What have the tech team been doing this week?
Fitting some monitors
We hooked up two new screens to help us see what we’re doing whilst streaming services and managing the technology within the church building.
Increasing the bus factor
Much of the technology in the church at the moment has been thrown together during lockdown by one person, which has left us with a very low bus factor (the number of people who need to suddenly become unavailable before a project became impossible to continue).
This isn’t a great position to be in, so we spent some time this week filling more people in on the intricacies of systems, and improving some of our documentation.
Thinking about Easter
We have a bit more time this year to think about how we do Easter than we did last year, when the whole thing was a bit rushed to take into account rapidly moving restrictions.
But with more time to think comes bigger ideas, and with bigger ideas come more complexity. We spent a bit of time thinking about ways we can make services more dynamic, helping to ‘bring people in’ to the church despite its online nature. A few people commented on our trials last week of adding new camera angles to the mix, so we’ll be looking at ways we can present services with a bit more of a director’s eye.
Automating more of the orders of service
Preparing orders of service is currently our biggest weekly recurring task, and a big part of this is the need for us to get them ready both as print versions and online.

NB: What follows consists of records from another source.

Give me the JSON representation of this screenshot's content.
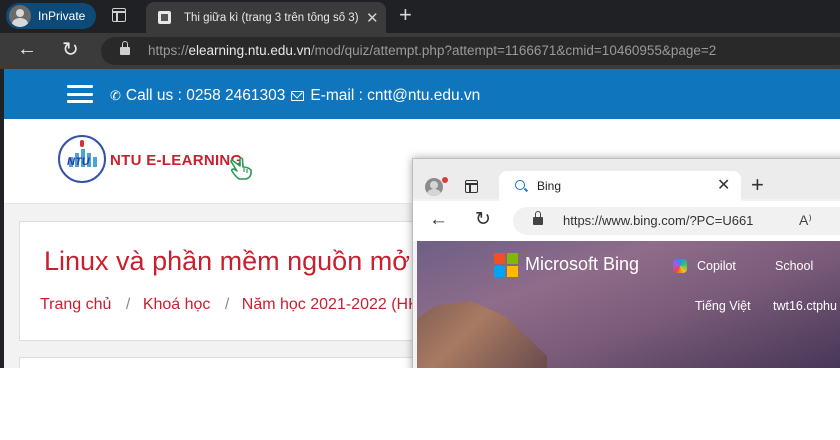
{
  "browser": {
    "profile_label": "InPrivate",
    "tab_title": "Thi giữa kì (trang 3 trên tổng số 3)",
    "tab_close": "✕",
    "new_tab": "+",
    "back": "←",
    "reload": "↻",
    "url_prefix": "https://",
    "url_host": "elearning.ntu.edu.vn",
    "url_path": "/mod/quiz/attempt.php?attempt=1166671&cmid=10460955&page=2"
  },
  "site": {
    "call_text": "Call us : 0258 2461303",
    "email_text": "E-mail : cntt@ntu.edu.vn",
    "logo_text": "NTU E-LEARNING",
    "logo_mark_text": "NTU",
    "course_title": "Linux và phần mềm nguồn mở",
    "breadcrumb": [
      "Trang chủ",
      "Khoá học",
      "Năm học 2021-2022 (HK2)"
    ],
    "breadcrumb_sep": "/"
  },
  "bing_window": {
    "tab_title": "Bing",
    "tab_close": "✕",
    "new_tab": "+",
    "back": "←",
    "reload": "↻",
    "url": "https://www.bing.com/?PC=U661",
    "read_aloud": "A⁾",
    "brand": "Microsoft Bing",
    "nav": [
      "Copilot",
      "School"
    ],
    "language": "Tiếng Việt",
    "user": "twt16.ctphu"
  },
  "colors": {
    "topbar": "#0f75bc",
    "brand_red": "#c8202f",
    "ms_red": "#f25022",
    "ms_green": "#7fba00",
    "ms_blue": "#00a4ef",
    "ms_yellow": "#ffb900"
  }
}
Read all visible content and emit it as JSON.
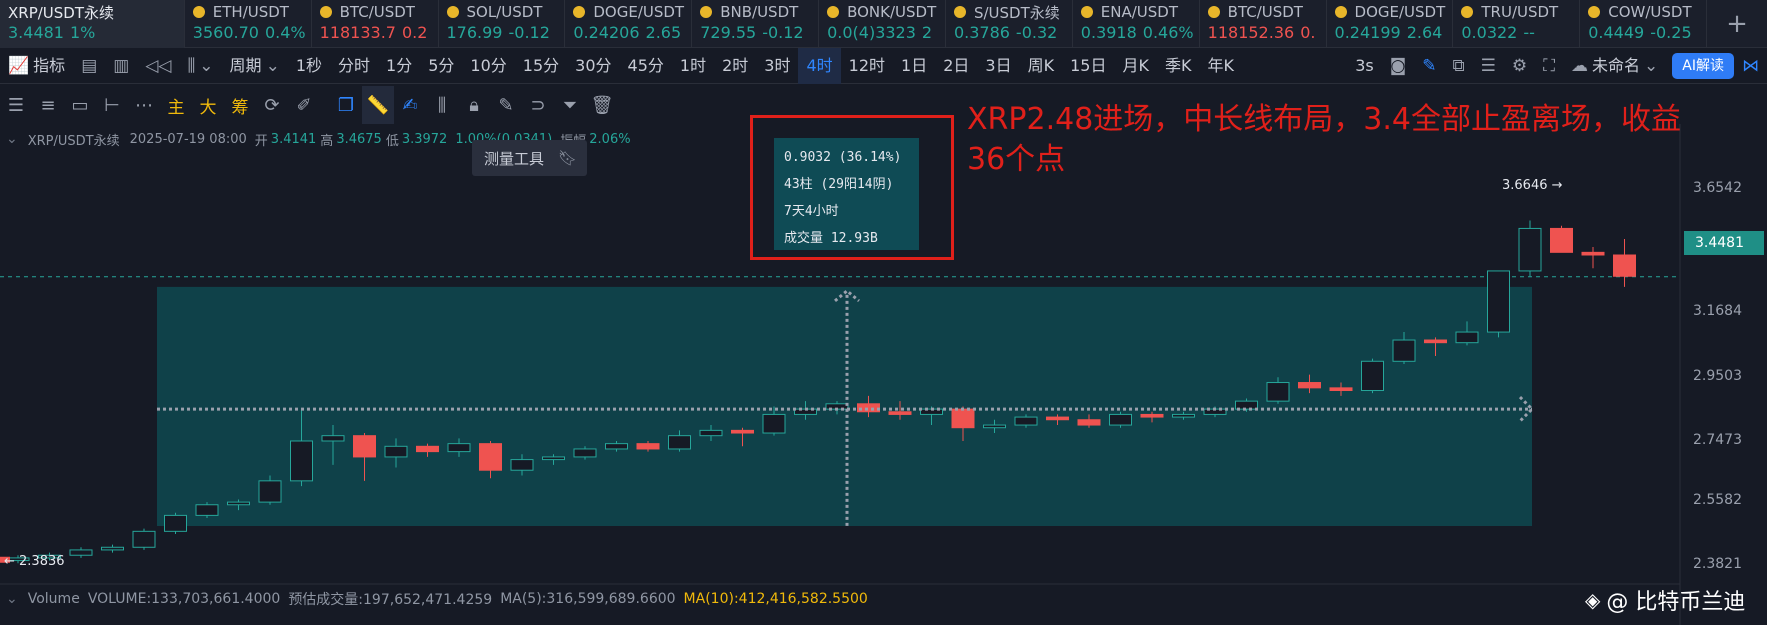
{
  "tickers": [
    {
      "name": "XRP/USDT永续",
      "price": "3.4481",
      "change": "1%",
      "dir": "up"
    },
    {
      "name": "ETH/USDT",
      "price": "3560.70",
      "change": "0.4%",
      "dir": "up"
    },
    {
      "name": "BTC/USDT",
      "price": "118133.7",
      "change": "0.2",
      "dir": "down"
    },
    {
      "name": "SOL/USDT",
      "price": "176.99",
      "change": "-0.12",
      "dir": "up"
    },
    {
      "name": "DOGE/USDT",
      "price": "0.24206",
      "change": "2.65",
      "dir": "up"
    },
    {
      "name": "BNB/USDT",
      "price": "729.55",
      "change": "-0.12",
      "dir": "up"
    },
    {
      "name": "BONK/USDT",
      "price": "0.0(4)3323",
      "change": "2",
      "dir": "up"
    },
    {
      "name": "S/USDT永续",
      "price": "0.3786",
      "change": "-0.32",
      "dir": "up"
    },
    {
      "name": "ENA/USDT",
      "price": "0.3918",
      "change": "0.46%",
      "dir": "up"
    },
    {
      "name": "BTC/USDT",
      "price": "118152.36",
      "change": "0.",
      "dir": "down"
    },
    {
      "name": "DOGE/USDT",
      "price": "0.24199",
      "change": "2.64",
      "dir": "up"
    },
    {
      "name": "TRU/USDT",
      "price": "0.0322",
      "change": "--",
      "dir": "up"
    },
    {
      "name": "COW/USDT",
      "price": "0.4449",
      "change": "-0.25",
      "dir": "up"
    }
  ],
  "period_bar": {
    "indicators": "指标",
    "period": "周期",
    "items": [
      "1秒",
      "分时",
      "1分",
      "5分",
      "10分",
      "15分",
      "30分",
      "45分",
      "1时",
      "2时",
      "3时",
      "4时",
      "12时",
      "1日",
      "2日",
      "3日",
      "周K",
      "15日",
      "月K",
      "季K",
      "年K"
    ],
    "active": "4时",
    "interval": "3s",
    "layout_name": "未命名",
    "ai_button": "AI解读"
  },
  "draw_bar": {
    "gold_items": [
      "主",
      "大",
      "筹"
    ]
  },
  "tooltip": {
    "label": "测量工具"
  },
  "info_line": {
    "symbol": "XRP/USDT永续",
    "datetime": "2025-07-19 08:00",
    "open_label": "开",
    "open": "3.4141",
    "high_label": "高",
    "high": "3.4675",
    "low_label": "低",
    "low": "3.3972",
    "change": "1.00%(0.0341)",
    "amp_label": "振幅",
    "amp": "2.06%"
  },
  "measure": {
    "line1": "0.9032 (36.14%)",
    "line2": "43柱 (29阳14阴)",
    "line3": "7天4小时",
    "line4": "成交量 12.93B"
  },
  "annotation": {
    "line1": "XRP2.48进场，中长线布局，3.4全部止盈离场，收益",
    "line2": "36个点"
  },
  "price_axis": {
    "labels": [
      "3.6542",
      "3.4481",
      "3.1684",
      "2.9503",
      "2.7473",
      "2.5582",
      "2.3821"
    ],
    "current": "3.4481",
    "high_marker": "3.6646 →",
    "low_marker": "← 2.3836"
  },
  "volume": {
    "label": "Volume",
    "vol": "VOLUME:133,703,661.4000",
    "est": "预估成交量:197,652,471.4259",
    "ma5": "MA(5):316,599,689.6600",
    "ma10": "MA(10):412,416,582.5500"
  },
  "watermark": "@ 比特币兰迪",
  "colors": {
    "up": "#26a69a",
    "down": "#ef5350",
    "accent": "#2f86ff",
    "annotation": "#e0201a"
  },
  "chart_data": {
    "type": "candlestick",
    "series": [
      {
        "ohlc": [
          [
            2.38,
            2.4,
            2.37,
            2.39
          ],
          [
            2.39,
            2.41,
            2.38,
            2.4
          ],
          [
            2.4,
            2.43,
            2.39,
            2.42
          ],
          [
            2.42,
            2.44,
            2.41,
            2.43
          ],
          [
            2.43,
            2.5,
            2.42,
            2.49
          ],
          [
            2.49,
            2.56,
            2.48,
            2.55
          ],
          [
            2.55,
            2.6,
            2.54,
            2.59
          ],
          [
            2.59,
            2.61,
            2.57,
            2.6
          ],
          [
            2.6,
            2.7,
            2.59,
            2.68
          ],
          [
            2.68,
            2.95,
            2.66,
            2.83
          ],
          [
            2.83,
            2.89,
            2.74,
            2.85
          ],
          [
            2.85,
            2.86,
            2.68,
            2.77
          ],
          [
            2.77,
            2.84,
            2.73,
            2.81
          ],
          [
            2.81,
            2.82,
            2.77,
            2.79
          ],
          [
            2.79,
            2.84,
            2.77,
            2.82
          ],
          [
            2.82,
            2.83,
            2.69,
            2.72
          ],
          [
            2.72,
            2.78,
            2.7,
            2.76
          ],
          [
            2.76,
            2.78,
            2.74,
            2.77
          ],
          [
            2.77,
            2.81,
            2.76,
            2.8
          ],
          [
            2.8,
            2.83,
            2.79,
            2.82
          ],
          [
            2.82,
            2.83,
            2.79,
            2.8
          ],
          [
            2.8,
            2.87,
            2.79,
            2.85
          ],
          [
            2.85,
            2.89,
            2.83,
            2.87
          ],
          [
            2.87,
            2.88,
            2.81,
            2.86
          ],
          [
            2.86,
            2.96,
            2.85,
            2.93
          ],
          [
            2.93,
            2.98,
            2.91,
            2.95
          ],
          [
            2.95,
            2.98,
            2.93,
            2.97
          ],
          [
            2.97,
            3.0,
            2.92,
            2.94
          ],
          [
            2.94,
            2.98,
            2.91,
            2.93
          ],
          [
            2.93,
            2.96,
            2.89,
            2.95
          ],
          [
            2.95,
            2.96,
            2.83,
            2.88
          ],
          [
            2.88,
            2.91,
            2.86,
            2.89
          ],
          [
            2.89,
            2.93,
            2.88,
            2.92
          ],
          [
            2.92,
            2.93,
            2.89,
            2.91
          ],
          [
            2.91,
            2.93,
            2.88,
            2.89
          ],
          [
            2.89,
            2.94,
            2.88,
            2.93
          ],
          [
            2.93,
            2.94,
            2.9,
            2.92
          ],
          [
            2.92,
            2.94,
            2.91,
            2.93
          ],
          [
            2.93,
            2.96,
            2.92,
            2.95
          ],
          [
            2.95,
            2.99,
            2.94,
            2.98
          ],
          [
            2.98,
            3.07,
            2.97,
            3.05
          ],
          [
            3.05,
            3.08,
            3.01,
            3.03
          ],
          [
            3.03,
            3.05,
            3.0,
            3.02
          ],
          [
            3.02,
            3.14,
            3.01,
            3.13
          ],
          [
            3.13,
            3.24,
            3.12,
            3.21
          ],
          [
            3.21,
            3.22,
            3.15,
            3.2
          ],
          [
            3.2,
            3.28,
            3.19,
            3.24
          ],
          [
            3.24,
            3.39,
            3.22,
            3.47
          ],
          [
            3.47,
            3.66,
            3.45,
            3.63
          ],
          [
            3.63,
            3.64,
            3.54,
            3.54
          ],
          [
            3.54,
            3.56,
            3.48,
            3.53
          ],
          [
            3.53,
            3.59,
            3.41,
            3.45
          ]
        ]
      }
    ],
    "measure_range": {
      "from": 2.51,
      "to": 3.41
    }
  }
}
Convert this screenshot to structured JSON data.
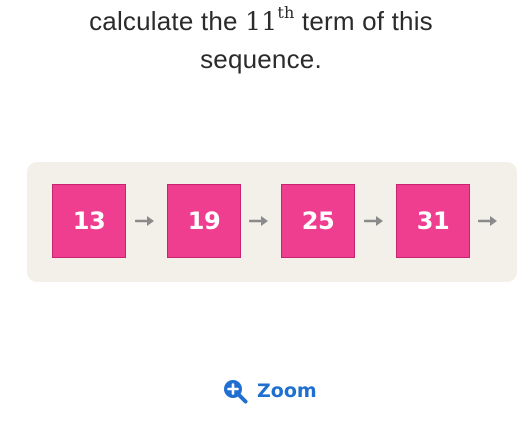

So far throughout the lockdown period, the online version of the order of service (like this one for Mothering Sunday) has always been something that happened after the creation of the print copy. Despite some huge advances we’ve made in streamlining the process of creating the orders of service, we’re still left with a step where things are copied and pasted and then have some styling re-applied. This isn’t a complex task, but it is a dull one, and dull tasks are particularly prone to errors creeping in.
To fix this we’ve been looking at ways we can turn this process around and automatically generate print-ready orders of service from the online ones.
We’re still not quite happy that the typography works as we want, but we’re very close to being able to automate away another bit of our weekly workload by eliminating duplication.